El desorden
Alejandro Díaz

Ladrillos con levadura

Podemos estar inquietos. El Gobierno ha enviado un comunicado para decirnos que aquí no pasa nada, que la Bolsa no se desploma, que el mercado inmobiliario no entra en crisis. Cada vez que la Bolsa sube, baja o se va de cañas con el Ibex 35, el Gobierno no muestra ningún tipo de interés al respecto. Por eso, la excepcional visita del comunicado desestabiliza mi confianza en la marcha de la economía. Como pensaría Iker Jiménez: algo podría estar pasando.
La Bolsa es uno de los principales indicadores del funcionamiento de la economía de un país. Es decir, que si la economía española va a resfriarse, la Bolsa es la primera en estornudar. Si es un constipado inofensivo o una neumonía con encharcamiento de valores nos lo dirá el tiempo y no Pedro Solbes. En cualquier caso, esperemos que no se contagien demasiado nuestros bolsillos.
No se confundan. Yo no soy ningún doctor en la materia. Tampoco, un aficionado a jugar al ‘Monopoly’ con billetes de verdad. Entre otras cosas, porque no los tengo. Y aunque los tuviera, procuraría meterlos en una cuenta de ahorro. El milagro del pan y los peces es un pasaje bíblico, no una teoría económica. Pero algo sé: cuestión de inquietud. Ya saben: abro un periódico, veo que el Gobierno de mi país me dice “tranquilo, chaval” y procuro informarme. Soy así de malpensado.

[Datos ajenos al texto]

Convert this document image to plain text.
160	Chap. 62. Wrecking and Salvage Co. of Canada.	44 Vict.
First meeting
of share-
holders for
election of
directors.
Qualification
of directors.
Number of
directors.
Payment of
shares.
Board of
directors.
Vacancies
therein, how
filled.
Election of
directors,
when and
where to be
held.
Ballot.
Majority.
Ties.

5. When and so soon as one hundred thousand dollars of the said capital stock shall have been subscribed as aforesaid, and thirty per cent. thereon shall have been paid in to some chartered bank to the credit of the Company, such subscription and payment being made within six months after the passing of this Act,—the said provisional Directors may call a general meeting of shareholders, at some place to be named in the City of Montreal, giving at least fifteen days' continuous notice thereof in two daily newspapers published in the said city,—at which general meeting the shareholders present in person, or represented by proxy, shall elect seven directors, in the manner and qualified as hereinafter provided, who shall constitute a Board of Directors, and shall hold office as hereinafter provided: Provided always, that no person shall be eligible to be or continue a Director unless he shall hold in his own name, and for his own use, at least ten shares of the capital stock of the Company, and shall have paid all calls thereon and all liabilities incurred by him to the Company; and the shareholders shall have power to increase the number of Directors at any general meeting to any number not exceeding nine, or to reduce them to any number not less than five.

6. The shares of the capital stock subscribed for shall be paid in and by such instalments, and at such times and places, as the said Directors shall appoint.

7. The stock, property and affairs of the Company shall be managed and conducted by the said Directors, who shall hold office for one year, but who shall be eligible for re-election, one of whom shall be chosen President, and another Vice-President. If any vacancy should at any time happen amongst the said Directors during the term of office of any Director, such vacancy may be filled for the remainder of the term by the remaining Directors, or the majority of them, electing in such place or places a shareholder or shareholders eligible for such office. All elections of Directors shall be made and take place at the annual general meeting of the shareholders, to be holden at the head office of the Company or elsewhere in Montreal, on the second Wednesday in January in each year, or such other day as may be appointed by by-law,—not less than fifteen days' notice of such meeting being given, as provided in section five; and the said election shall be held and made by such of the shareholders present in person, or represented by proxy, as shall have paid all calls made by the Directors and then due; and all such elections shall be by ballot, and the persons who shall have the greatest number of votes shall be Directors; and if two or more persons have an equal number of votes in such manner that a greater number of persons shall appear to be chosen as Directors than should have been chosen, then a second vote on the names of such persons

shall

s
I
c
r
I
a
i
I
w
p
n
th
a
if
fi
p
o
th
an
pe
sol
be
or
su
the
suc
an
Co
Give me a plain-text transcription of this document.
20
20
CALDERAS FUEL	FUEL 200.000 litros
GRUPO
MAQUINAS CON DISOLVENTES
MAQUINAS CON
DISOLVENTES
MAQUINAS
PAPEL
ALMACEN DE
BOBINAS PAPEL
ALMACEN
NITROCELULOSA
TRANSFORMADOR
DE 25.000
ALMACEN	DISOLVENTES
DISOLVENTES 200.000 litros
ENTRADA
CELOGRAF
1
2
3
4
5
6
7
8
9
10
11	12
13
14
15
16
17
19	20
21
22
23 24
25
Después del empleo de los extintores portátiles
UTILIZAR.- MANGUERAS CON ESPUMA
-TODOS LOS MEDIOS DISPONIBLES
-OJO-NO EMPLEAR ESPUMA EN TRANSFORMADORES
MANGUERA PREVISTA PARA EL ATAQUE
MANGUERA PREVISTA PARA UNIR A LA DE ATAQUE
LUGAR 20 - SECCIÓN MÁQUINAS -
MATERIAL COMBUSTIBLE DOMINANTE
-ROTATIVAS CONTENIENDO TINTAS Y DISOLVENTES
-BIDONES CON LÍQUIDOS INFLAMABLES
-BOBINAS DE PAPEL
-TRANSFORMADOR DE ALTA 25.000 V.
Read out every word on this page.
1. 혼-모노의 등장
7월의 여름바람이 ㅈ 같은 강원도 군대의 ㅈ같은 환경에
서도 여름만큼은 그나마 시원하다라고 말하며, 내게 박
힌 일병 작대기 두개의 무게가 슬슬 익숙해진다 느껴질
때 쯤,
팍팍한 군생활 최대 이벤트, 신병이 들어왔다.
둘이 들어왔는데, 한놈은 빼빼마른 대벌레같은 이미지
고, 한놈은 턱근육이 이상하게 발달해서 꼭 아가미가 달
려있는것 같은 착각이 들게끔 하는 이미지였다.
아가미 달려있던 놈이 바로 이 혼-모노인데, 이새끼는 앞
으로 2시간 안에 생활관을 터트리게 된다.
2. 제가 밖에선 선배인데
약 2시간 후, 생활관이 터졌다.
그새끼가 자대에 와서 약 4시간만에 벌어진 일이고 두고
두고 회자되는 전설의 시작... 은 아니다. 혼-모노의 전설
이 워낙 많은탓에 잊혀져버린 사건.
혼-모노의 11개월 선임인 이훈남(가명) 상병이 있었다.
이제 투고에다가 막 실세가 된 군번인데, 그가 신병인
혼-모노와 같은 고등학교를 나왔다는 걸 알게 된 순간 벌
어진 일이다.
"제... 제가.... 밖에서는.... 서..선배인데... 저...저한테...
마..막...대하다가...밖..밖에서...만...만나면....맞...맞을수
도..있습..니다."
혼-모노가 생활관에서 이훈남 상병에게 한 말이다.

Resulta que las principales compañías inmobiliarias que cotizan en este club de niños bien han caído en torno al 6%. Por lo visto, eso es mucho. Vamos, casi un pelotazo inmobiliario, pero en propia meta. El Gobierno explica que no se trata de una caída, sino de un “reajuste de valores que cotizaban en máximos históricos”. Cómo nos gustan los eufemismos y no sólo a los periodistas. Es igual que cuando un asesino se carga a un tipo y al día siguiente se lee en los diarios: “Fulanito ‘dio muerte’ a Menganito”. En fin, que no lo asesinó, sino que reajustó sus máximos históricos cardíacos.
El diario británico ‘Financial Times’, que de esto sabe un rato, publicó un artículo de opinión en el que aseguraba que el mercado inmobiliario español padece “todos los signos de una burbuja a punto de estallar”. Si no le creen a él tampoco, den una vuelta por el barrio. ¿Han visto cómo cierran las oficinas inmobiliarias? ¿Y qué proliferan? Se lo diré: Las oficinas de préstamos rápidos. ¿No será que empezamos a tener una deuda a la que no podemos hacer frente? Es lo que tiene especular. El ‘Financial Times’, en un alarde de filosofía pragmática, también afirmaba: “Los mercados peligrosamente inflados no duran para siempre”. Está claro. Ni el amor dura para siempre. Esto nos pasa por echar levadura a la receta del ladrillo.